The most that the Genie of the Ring could do was free Aladdin from the enchanted cave whereas the Genie of the Lamp granted him riches, power, and a castle that was twice as magnificent as the sultan’s own. Also, because really I find this far too amusing not to make note of, that whole scene with Jasmine using her, ahem, feminine wiles on Jafar? That’s in the original story too.
As to my choice in song for the film… I’ll admit, if I was going with a song that fits the film as a whole, I’d say that the song “Arabian Nights” should be the one as a good tongue-in-cheek acknowledgement to the original source material. If I were focusing on the romance between Aladdin and Jasmine, I’d definitely say that “A Whole New World” definitely takes the entire cake. I’ll confess, it is, thus far, my favorite of the romance songs from Disney. However, in honor of the man who brought the miraculous power of laughter to the masses, my choice in song is “A Friend Like Me” as sung by Robin Williams, the voice of Genie.
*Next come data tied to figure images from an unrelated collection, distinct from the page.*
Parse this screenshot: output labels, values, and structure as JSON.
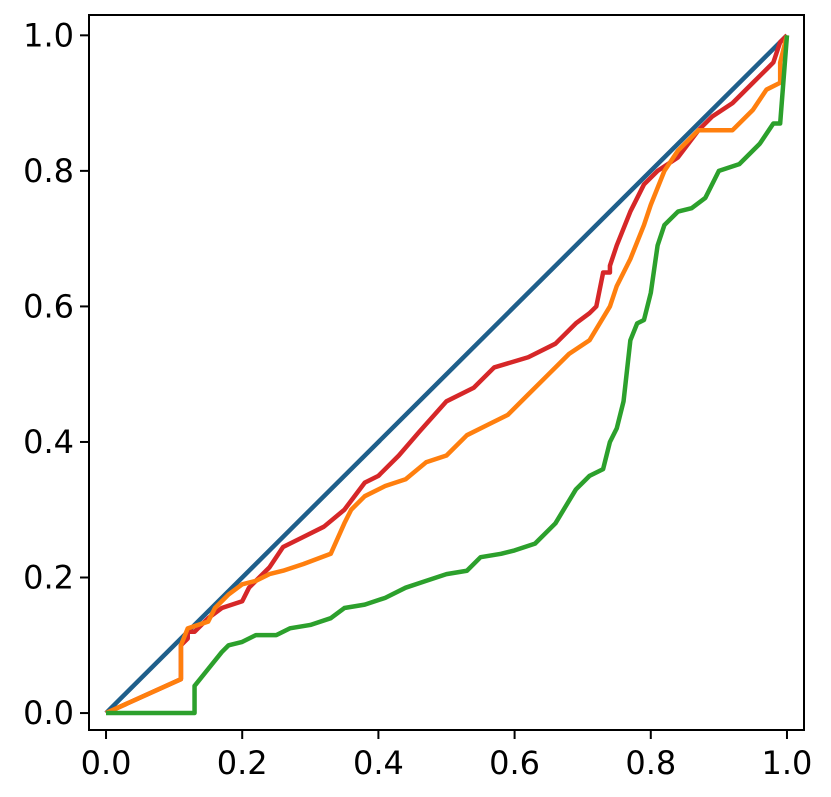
{
  "chart_data": {
    "type": "line",
    "title": "",
    "xlabel": "",
    "ylabel": "",
    "xlim": [
      -0.025,
      1.025
    ],
    "ylim": [
      -0.025,
      1.03
    ],
    "xticks": [
      0.0,
      0.2,
      0.4,
      0.6,
      0.8,
      1.0
    ],
    "yticks": [
      0.0,
      0.2,
      0.4,
      0.6,
      0.8,
      1.0
    ],
    "xtick_labels": [
      "0.0",
      "0.2",
      "0.4",
      "0.6",
      "0.8",
      "1.0"
    ],
    "ytick_labels": [
      "0.0",
      "0.2",
      "0.4",
      "0.6",
      "0.8",
      "1.0"
    ],
    "grid": false,
    "legend": false,
    "series": [
      {
        "color": "#1f5f8b",
        "x": [
          0.0,
          1.0
        ],
        "y": [
          0.0,
          1.0
        ]
      },
      {
        "color": "#d62728",
        "x": [
          0.0,
          0.11,
          0.11,
          0.12,
          0.12,
          0.13,
          0.15,
          0.17,
          0.2,
          0.21,
          0.22,
          0.24,
          0.26,
          0.29,
          0.32,
          0.35,
          0.38,
          0.4,
          0.43,
          0.46,
          0.5,
          0.54,
          0.57,
          0.62,
          0.66,
          0.69,
          0.71,
          0.72,
          0.73,
          0.74,
          0.74,
          0.75,
          0.77,
          0.79,
          0.81,
          0.84,
          0.87,
          0.89,
          0.92,
          0.95,
          0.97,
          0.98,
          0.99,
          1.0
        ],
        "y": [
          0.0,
          0.05,
          0.1,
          0.11,
          0.12,
          0.12,
          0.14,
          0.155,
          0.165,
          0.185,
          0.195,
          0.215,
          0.245,
          0.26,
          0.275,
          0.3,
          0.34,
          0.35,
          0.38,
          0.415,
          0.46,
          0.48,
          0.51,
          0.525,
          0.545,
          0.575,
          0.59,
          0.6,
          0.65,
          0.65,
          0.66,
          0.69,
          0.74,
          0.78,
          0.8,
          0.82,
          0.86,
          0.88,
          0.9,
          0.93,
          0.95,
          0.96,
          0.99,
          1.0
        ]
      },
      {
        "color": "#ff7f0e",
        "x": [
          0.0,
          0.11,
          0.11,
          0.12,
          0.15,
          0.16,
          0.17,
          0.18,
          0.2,
          0.22,
          0.24,
          0.26,
          0.29,
          0.33,
          0.35,
          0.36,
          0.38,
          0.41,
          0.44,
          0.47,
          0.5,
          0.53,
          0.56,
          0.59,
          0.62,
          0.65,
          0.68,
          0.71,
          0.74,
          0.75,
          0.77,
          0.79,
          0.8,
          0.82,
          0.84,
          0.87,
          0.9,
          0.92,
          0.95,
          0.97,
          0.99,
          0.99,
          1.0
        ],
        "y": [
          0.0,
          0.05,
          0.1,
          0.125,
          0.135,
          0.155,
          0.165,
          0.175,
          0.19,
          0.195,
          0.205,
          0.21,
          0.22,
          0.235,
          0.28,
          0.3,
          0.32,
          0.335,
          0.345,
          0.37,
          0.38,
          0.41,
          0.425,
          0.44,
          0.47,
          0.5,
          0.53,
          0.55,
          0.6,
          0.63,
          0.67,
          0.72,
          0.75,
          0.8,
          0.83,
          0.86,
          0.86,
          0.86,
          0.89,
          0.92,
          0.93,
          0.96,
          1.0
        ]
      },
      {
        "color": "#2ca02c",
        "x": [
          0.0,
          0.13,
          0.13,
          0.15,
          0.17,
          0.18,
          0.2,
          0.22,
          0.25,
          0.27,
          0.3,
          0.33,
          0.35,
          0.38,
          0.41,
          0.44,
          0.47,
          0.5,
          0.53,
          0.55,
          0.58,
          0.6,
          0.63,
          0.66,
          0.69,
          0.71,
          0.71,
          0.73,
          0.74,
          0.75,
          0.76,
          0.77,
          0.78,
          0.79,
          0.8,
          0.81,
          0.82,
          0.84,
          0.86,
          0.88,
          0.9,
          0.93,
          0.96,
          0.98,
          0.99,
          1.0
        ],
        "y": [
          0.0,
          0.0,
          0.04,
          0.065,
          0.09,
          0.1,
          0.105,
          0.115,
          0.115,
          0.125,
          0.13,
          0.14,
          0.155,
          0.16,
          0.17,
          0.185,
          0.195,
          0.205,
          0.21,
          0.23,
          0.235,
          0.24,
          0.25,
          0.28,
          0.33,
          0.35,
          0.35,
          0.36,
          0.4,
          0.42,
          0.46,
          0.55,
          0.575,
          0.58,
          0.62,
          0.69,
          0.72,
          0.74,
          0.745,
          0.76,
          0.8,
          0.81,
          0.84,
          0.87,
          0.87,
          1.0
        ]
      }
    ]
  }
}
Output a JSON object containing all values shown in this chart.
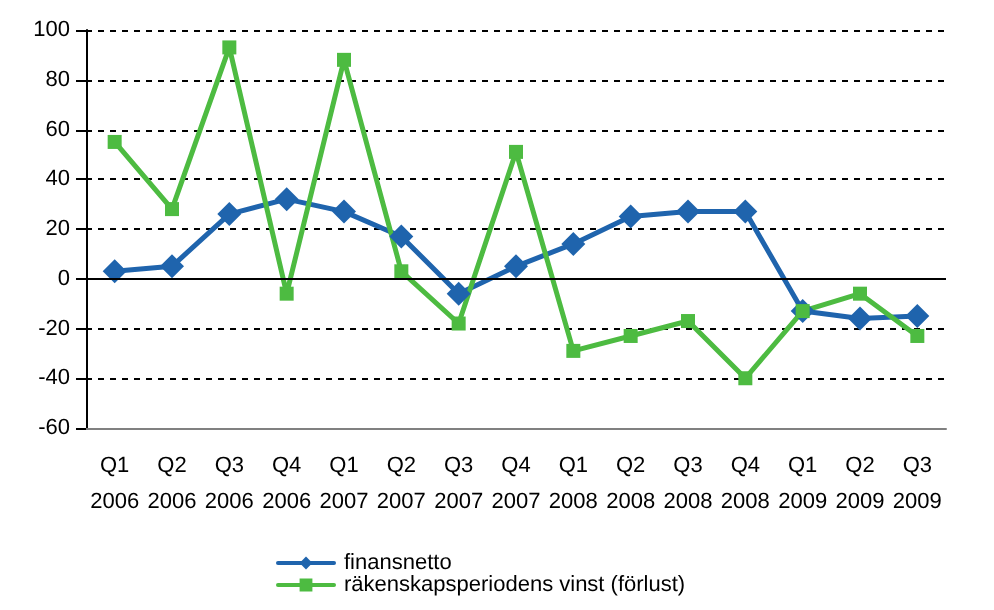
{
  "chart_data": {
    "type": "line",
    "categories": [
      "Q1\n2006",
      "Q2\n2006",
      "Q3\n2006",
      "Q4\n2006",
      "Q1\n2007",
      "Q2\n2007",
      "Q3\n2007",
      "Q4\n2007",
      "Q1\n2008",
      "Q2\n2008",
      "Q3\n2008",
      "Q4\n2008",
      "Q1\n2009",
      "Q2\n2009",
      "Q3\n2009"
    ],
    "series": [
      {
        "name": "finansnetto",
        "color": "#1f64ad",
        "marker": "diamond",
        "values": [
          3,
          5,
          26,
          32,
          27,
          17,
          -6,
          5,
          14,
          25,
          27,
          27,
          -13,
          -16,
          -15
        ]
      },
      {
        "name": "räkenskapsperiodens vinst (förlust)",
        "color": "#4dbb41",
        "marker": "square",
        "values": [
          55,
          28,
          93,
          -6,
          88,
          3,
          -18,
          51,
          -29,
          -23,
          -17,
          -40,
          -13,
          -6,
          -23
        ]
      }
    ],
    "ylim": [
      -60,
      100
    ],
    "yticks": [
      -60,
      -40,
      -20,
      0,
      20,
      40,
      60,
      80,
      100
    ],
    "grid": "y",
    "legend": "bottom",
    "line_style": "solid"
  }
}
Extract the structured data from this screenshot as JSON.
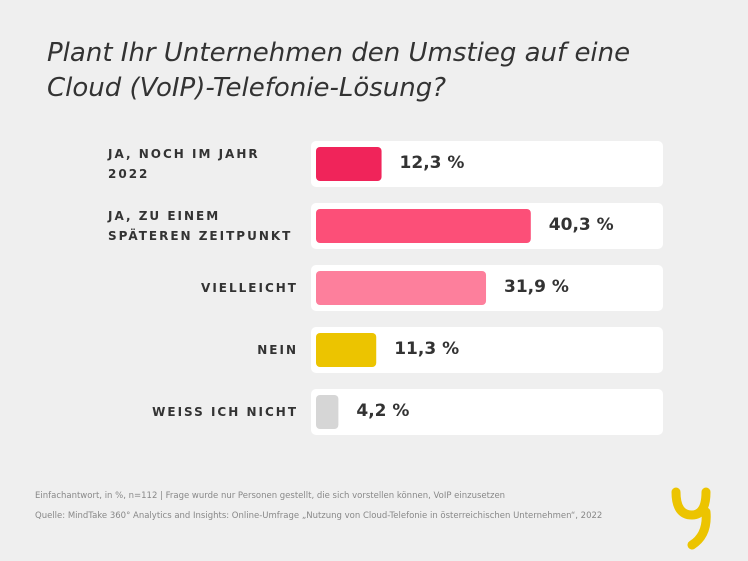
{
  "chart_data": {
    "type": "bar",
    "orientation": "horizontal",
    "title": "Plant Ihr Unternehmen den Umstieg auf eine Cloud (VoIP)-Telefonie-Lösung?",
    "categories": [
      "JA, NOCH IM JAHR 2022",
      "JA, ZU EINEM SPÄTEREN ZEITPUNKT",
      "VIELLEICHT",
      "NEIN",
      "WEISS ICH NICHT"
    ],
    "values": [
      12.3,
      40.3,
      31.9,
      11.3,
      4.2
    ],
    "value_labels": [
      "12,3 %",
      "40,3 %",
      "31,9 %",
      "11,3 %",
      "4,2 %"
    ],
    "colors": [
      "#f0245a",
      "#fc4f78",
      "#fd7f9c",
      "#ecc400",
      "#d6d6d6"
    ],
    "footnotes": [
      "Einfachantwort, in %, n=112 | Frage wurde nur Personen gestellt, die sich vorstellen können, VoIP einzusetzen",
      "Quelle: MindTake 360° Analytics and Insights: Online-Umfrage „Nutzung von Cloud-Telefonie in österreichischen Unternehmen“, 2022"
    ]
  }
}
Aside from being a stunning array of animation that I’m sure left many an animator with cramped hands, there is no better demonstration to what wishes Genie is capable of granting. More to the point though, this song helps demonstrate how much of a “diamond in the rough” Aladdin actually is. Considering all that he sees Genie is capable of granting him and the near limitless potential of three wishes, Aladdin focuses on something that even Genie admits that he cannot grant: love. He could have anything and everything that he has ever wanted in life but the one thing he wants is something that not even magic can grant…
Good job, Al. Good job.
Overall, I give Aladdin… Ah, who am I kidding, most of the Disney Renaissance get a solid 10 out of 5 stars from me and this one is no exception. It’s visually stunning, its music is nothing short of phenomenal and positively delightful to sing along with, and it’s a story that may be well known but can still be enjoyed by anyone, no matter how old or young they may be.